Сидоров (подбегает к нему, хватается за брючину и кричит, подпрыгивая и срываясь на визг): Не смей, не смей шлемазл! Эти Штаны только для Избранных! Да здравствует демократическая республика и демографическая яма!
   
   Каждый тянет Штаны на себя. Они с гнилым треском рвутся. Подносилова и Сидорова хватают, топят в джакузи с шампанским. По сцене бежит совершенно голый и лысый Самоопределенский с веревкой на шее. Его ловят за верёвку, сильно дёргают, роняют и тащат волоком, приговаривая  «ось тобі, сука, зараз буде незалежність і свідомість». Забулдыгину надевают на голову Трубу и сталкивают в оркестровую яму. Из ямы доносится крик «Хамы!». За сценой слышен нарастающий рев мотора машины Богдана Соряна, который прерывается страшным грохотом. Секунду спустя раздается рык танкового дизеля, скрежет гусениц и сминаемого ими металла и пластика. Средь общего хаоса на первый план выходит Разрушайтис.

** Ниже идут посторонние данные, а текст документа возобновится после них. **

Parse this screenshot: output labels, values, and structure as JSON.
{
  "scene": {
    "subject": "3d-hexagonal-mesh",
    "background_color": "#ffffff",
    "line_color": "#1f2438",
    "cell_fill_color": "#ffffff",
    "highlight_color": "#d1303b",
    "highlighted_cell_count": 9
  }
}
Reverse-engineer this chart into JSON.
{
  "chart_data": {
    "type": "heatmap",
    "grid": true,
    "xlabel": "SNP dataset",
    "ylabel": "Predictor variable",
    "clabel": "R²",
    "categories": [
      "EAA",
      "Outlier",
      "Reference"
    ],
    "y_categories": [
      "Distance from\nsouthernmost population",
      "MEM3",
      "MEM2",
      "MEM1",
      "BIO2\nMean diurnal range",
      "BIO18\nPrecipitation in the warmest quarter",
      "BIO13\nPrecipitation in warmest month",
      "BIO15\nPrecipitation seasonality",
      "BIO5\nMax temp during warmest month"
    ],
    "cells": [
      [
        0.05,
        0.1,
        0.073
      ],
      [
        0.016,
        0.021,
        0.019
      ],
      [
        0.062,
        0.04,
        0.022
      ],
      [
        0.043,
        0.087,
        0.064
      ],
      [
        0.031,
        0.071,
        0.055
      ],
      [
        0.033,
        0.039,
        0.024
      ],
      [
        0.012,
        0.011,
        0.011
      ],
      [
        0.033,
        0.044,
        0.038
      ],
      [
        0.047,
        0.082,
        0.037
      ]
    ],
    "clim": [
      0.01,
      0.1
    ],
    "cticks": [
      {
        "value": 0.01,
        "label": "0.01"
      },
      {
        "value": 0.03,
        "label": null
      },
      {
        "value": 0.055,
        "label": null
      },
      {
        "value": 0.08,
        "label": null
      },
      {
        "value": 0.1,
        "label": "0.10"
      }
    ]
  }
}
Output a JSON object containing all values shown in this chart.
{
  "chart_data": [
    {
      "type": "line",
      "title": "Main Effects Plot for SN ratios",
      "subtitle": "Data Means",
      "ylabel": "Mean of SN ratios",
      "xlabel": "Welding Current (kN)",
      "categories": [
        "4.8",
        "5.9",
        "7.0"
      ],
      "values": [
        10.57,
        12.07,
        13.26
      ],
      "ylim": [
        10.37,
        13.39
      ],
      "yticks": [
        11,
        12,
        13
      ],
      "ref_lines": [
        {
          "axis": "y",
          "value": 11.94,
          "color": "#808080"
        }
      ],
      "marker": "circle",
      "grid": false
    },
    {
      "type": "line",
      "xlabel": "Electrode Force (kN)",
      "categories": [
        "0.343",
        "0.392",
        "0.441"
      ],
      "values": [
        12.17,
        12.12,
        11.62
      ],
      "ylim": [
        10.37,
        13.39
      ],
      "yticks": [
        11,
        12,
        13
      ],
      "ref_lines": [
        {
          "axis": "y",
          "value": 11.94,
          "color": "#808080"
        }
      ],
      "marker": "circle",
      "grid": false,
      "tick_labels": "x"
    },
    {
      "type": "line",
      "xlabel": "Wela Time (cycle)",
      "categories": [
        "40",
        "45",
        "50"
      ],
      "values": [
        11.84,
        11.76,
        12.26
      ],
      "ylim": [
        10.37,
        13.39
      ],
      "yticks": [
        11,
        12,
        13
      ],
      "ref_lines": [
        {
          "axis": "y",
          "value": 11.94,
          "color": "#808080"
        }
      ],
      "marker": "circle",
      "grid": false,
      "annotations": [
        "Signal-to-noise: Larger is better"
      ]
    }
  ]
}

Разрушайтис (на мотив марша из «Звёздных войн): Мы вступили в ЕС и НАТо, нас тепер-р-р-р не догонит никто…
 
   Об него с треском ломают дымящийся стул, потом долго и старательно лупят, вспоминая два миллиона Петровских ефимков, 80 тысяч латышских стрелков и какую-то «чухну белоглазую». Бросают в яму то, что осталось. Грохот деревянных башмаков, и крик Забулдыгина «Хамы!» Свет гаснет. Становится тихо. Пауза. Свет снова разгорается, но лишь «вполнакала». Издалека доносятся пулемётные очереди. На опустевшей сцене валяются разорванные брюки, скомканное колесо от «ламборджини», перевёрнутое кресло, пустые Мешок и Корзина, майка Дворовой, шорты кого-то из Хора мальчиков, разбитые айфоны и кусок французской булки. Ползает кто-то из Человеков, охая и потирая задницу. Из джакузи свисает волосатая нога в носке. Над джакузи – покачивается плакат с портретом лайф-коуча с переразвитыми челюстями, очевидно воткнутый куда-то кому-то ничком лежащему позади ванны. Портрет наполовину содран, и из-под его остатков торчит бородатое мурло Гришки Распутина. За фуршетным столом со сдвинутыми в угол остатками выпивки и закуски стоят два непонятно откуда взявшихся человека: один - в длиннополой шинели, второй – в костюме и пенсне на носу. Негромко напевая «мы вдвоем с конем», они колдуют с верёвками и мылом, в результате чего получаются эшафотные петли. Каждая снабжается именным ярлычком, после чего делается отметка в списке, который имеет мало общего с тем, что готовили седобородые дети в коротких штанишках, но край которого свисает со стола на пол. В процессе они накидывают сорокеты, не чокаясь и поминая великих экономистов, эффективных собственников, депутатов, чиновников, успешных и рукопожатных людей с прекрасными лицами. Над зрителями порхают шляпка Мухосранской и крупные хлопья чёрного пепла, символизирующие очередной всеобщий гембель. В зал падают обугленные по краям обрывки старинной бумаги, на которых можно прочесть старославянским шрифтом: «Пессимистическія трагедія. Пьеса-буффонада въ одномъ Акте съ Трубой и Пулеметомъ.  Действующія лица. Повелеваевъ…»
   
Голос: Погуляли? Допрыгались? Мало было в прошлый раз? Дебилы, бл…

ЗАНАВЕС
Все расходятся. Ненадолго, потому что в дверях всем раздают разнообразные повестки.